You should not take anything I may say or do during the trial as indicating what I think of the believability or significance of the evidence or what your verdict should be.

Comment(s)

(1) This instruction is derived from Ninth Circuit Instruction 1.01.

(2) “[J]urors may have the power to ignore the law, but their duty is to apply the law as interpreted by the court, and they should be so instructed.” United States v. Boardman, 419 F.2d 110, 116 (1st Cir. 1969) (citing Sparf & Hansen v. United States, 156 U.S. 51 (1895)). Thus, while a jury may acquit an accused for any reason or no reason, see Horning v. District of Columbia, 254 U.S. 135, 138 (1920) (“[T]he jury has the power to bring in a verdict in the teeth of both law and facts.”), trial judges may not instruct the jurors about this power of nullification. United States v. Manning, 79 F.3d 212, 219 (1st Cir. 1996); United States v. Sepulveda, 15 F.3d 1161, 1190 (1st Cir. 1993) (citing United States v. Desmarais, 938 F.2d 347, 350 (1st Cir. 1991) (collecting cases)); see also United States v. Garcia-Rosa, 876 F.2d 209, 226 (1st Cir. 1989) (this position “is consistent with that of every other federal appellate court that has addressed this issue”), vacated on other grounds, 498 U.S. 954 (1990); United States v. Trujillo, 714 F.2d 102, 105-06 (11th Cir. 1983) (collecting cases). Furthermore, “[t]his proscription is invariant; it makes no difference that the jury inquired, or that an aggressive lawyer managed to pique a particular jury’s curiosity by mentioning the subject in closing argument, or that a napping prosecutor failed to raise a timely objection to that allusion.” Sepulveda, 15 F.3d at 1190.

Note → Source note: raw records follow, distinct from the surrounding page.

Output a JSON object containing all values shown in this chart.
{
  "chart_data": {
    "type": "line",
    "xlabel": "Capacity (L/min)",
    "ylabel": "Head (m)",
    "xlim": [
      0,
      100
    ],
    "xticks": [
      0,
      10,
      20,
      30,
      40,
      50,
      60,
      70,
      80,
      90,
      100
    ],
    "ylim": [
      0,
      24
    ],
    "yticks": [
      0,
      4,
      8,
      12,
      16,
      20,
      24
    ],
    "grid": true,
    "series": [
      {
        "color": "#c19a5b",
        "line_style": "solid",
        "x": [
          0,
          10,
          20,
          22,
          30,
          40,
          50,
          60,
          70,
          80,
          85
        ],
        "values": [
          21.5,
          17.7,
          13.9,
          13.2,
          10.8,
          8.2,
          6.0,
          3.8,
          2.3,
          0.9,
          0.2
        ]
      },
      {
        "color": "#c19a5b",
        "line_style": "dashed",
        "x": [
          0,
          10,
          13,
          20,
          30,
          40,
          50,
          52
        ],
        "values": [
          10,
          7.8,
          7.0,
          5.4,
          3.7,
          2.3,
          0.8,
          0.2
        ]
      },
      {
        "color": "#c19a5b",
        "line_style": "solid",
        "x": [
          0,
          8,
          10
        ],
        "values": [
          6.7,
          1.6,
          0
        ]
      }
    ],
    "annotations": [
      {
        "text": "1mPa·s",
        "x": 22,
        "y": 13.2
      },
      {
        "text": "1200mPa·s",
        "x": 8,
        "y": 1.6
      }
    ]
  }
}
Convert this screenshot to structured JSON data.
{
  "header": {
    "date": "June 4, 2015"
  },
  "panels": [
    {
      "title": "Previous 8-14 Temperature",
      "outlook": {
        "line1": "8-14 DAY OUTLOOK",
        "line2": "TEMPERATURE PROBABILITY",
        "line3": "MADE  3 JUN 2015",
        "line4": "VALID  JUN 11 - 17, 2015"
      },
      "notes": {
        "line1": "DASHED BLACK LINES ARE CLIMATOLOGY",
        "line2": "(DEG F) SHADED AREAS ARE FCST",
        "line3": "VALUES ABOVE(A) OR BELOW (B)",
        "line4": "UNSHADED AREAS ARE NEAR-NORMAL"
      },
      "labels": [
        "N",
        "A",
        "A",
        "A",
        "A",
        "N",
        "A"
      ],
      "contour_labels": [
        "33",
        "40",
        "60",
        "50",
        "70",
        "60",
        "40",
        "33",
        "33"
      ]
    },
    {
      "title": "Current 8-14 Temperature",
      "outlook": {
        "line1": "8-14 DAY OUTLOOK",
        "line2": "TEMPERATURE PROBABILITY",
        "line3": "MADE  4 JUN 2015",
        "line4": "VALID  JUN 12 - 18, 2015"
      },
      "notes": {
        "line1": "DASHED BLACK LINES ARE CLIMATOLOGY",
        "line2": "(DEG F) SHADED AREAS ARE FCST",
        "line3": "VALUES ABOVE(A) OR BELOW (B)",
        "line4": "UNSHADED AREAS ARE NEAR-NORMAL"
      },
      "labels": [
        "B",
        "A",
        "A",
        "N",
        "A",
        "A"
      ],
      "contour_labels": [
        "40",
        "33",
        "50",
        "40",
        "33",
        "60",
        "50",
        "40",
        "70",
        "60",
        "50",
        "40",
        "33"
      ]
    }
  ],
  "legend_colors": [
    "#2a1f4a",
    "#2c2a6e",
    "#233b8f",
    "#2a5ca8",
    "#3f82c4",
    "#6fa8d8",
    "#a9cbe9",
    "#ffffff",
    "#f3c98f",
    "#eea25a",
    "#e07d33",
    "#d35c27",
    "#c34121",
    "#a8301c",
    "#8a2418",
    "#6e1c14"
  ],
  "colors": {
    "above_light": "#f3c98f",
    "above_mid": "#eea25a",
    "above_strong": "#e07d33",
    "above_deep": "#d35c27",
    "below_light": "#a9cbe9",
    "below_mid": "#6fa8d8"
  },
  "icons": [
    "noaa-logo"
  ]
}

During the closing arguments in Sepulveda one of the defendants’ attorneys invited the jury to “send out a question” concerning jury nullification; the jury did so, requesting the trial judge to “[c]larify the law on jury nullification.” Id. at 1189. The judge responded with the following, which was affirmed by the First Circuit:

Federal trial judges are forbidden to instruct on jury nullification, because they are required to instruct only on the law which applies to a case. As I have indicated to you, the burden in each instance which is here placed upon the Government is to prove each element of the offenses . . . beyond a reasonable doubt, and in the event the Government fails to sustain its burden of proof beyond a reasonable doubt as to any essential element of any offense charged against each defendant, it has then failed in its burden of proof as to such defendant and that defendant is to be acquitted. In short, if the Government proves its case against any defendant, you should convict that defendant. If it fails to prove its case against any defendant you must acquit that defendant.

Id. at 1189-90 (emphases added). Judge Selya explained that the “contrast in directives” in the last two sentences, “together with the court’s refusal to instruct in any detail about the doctrine of jury nullification, left pregnant the possibility that the jury could ignore the law if it so chose.” Id. at 1190.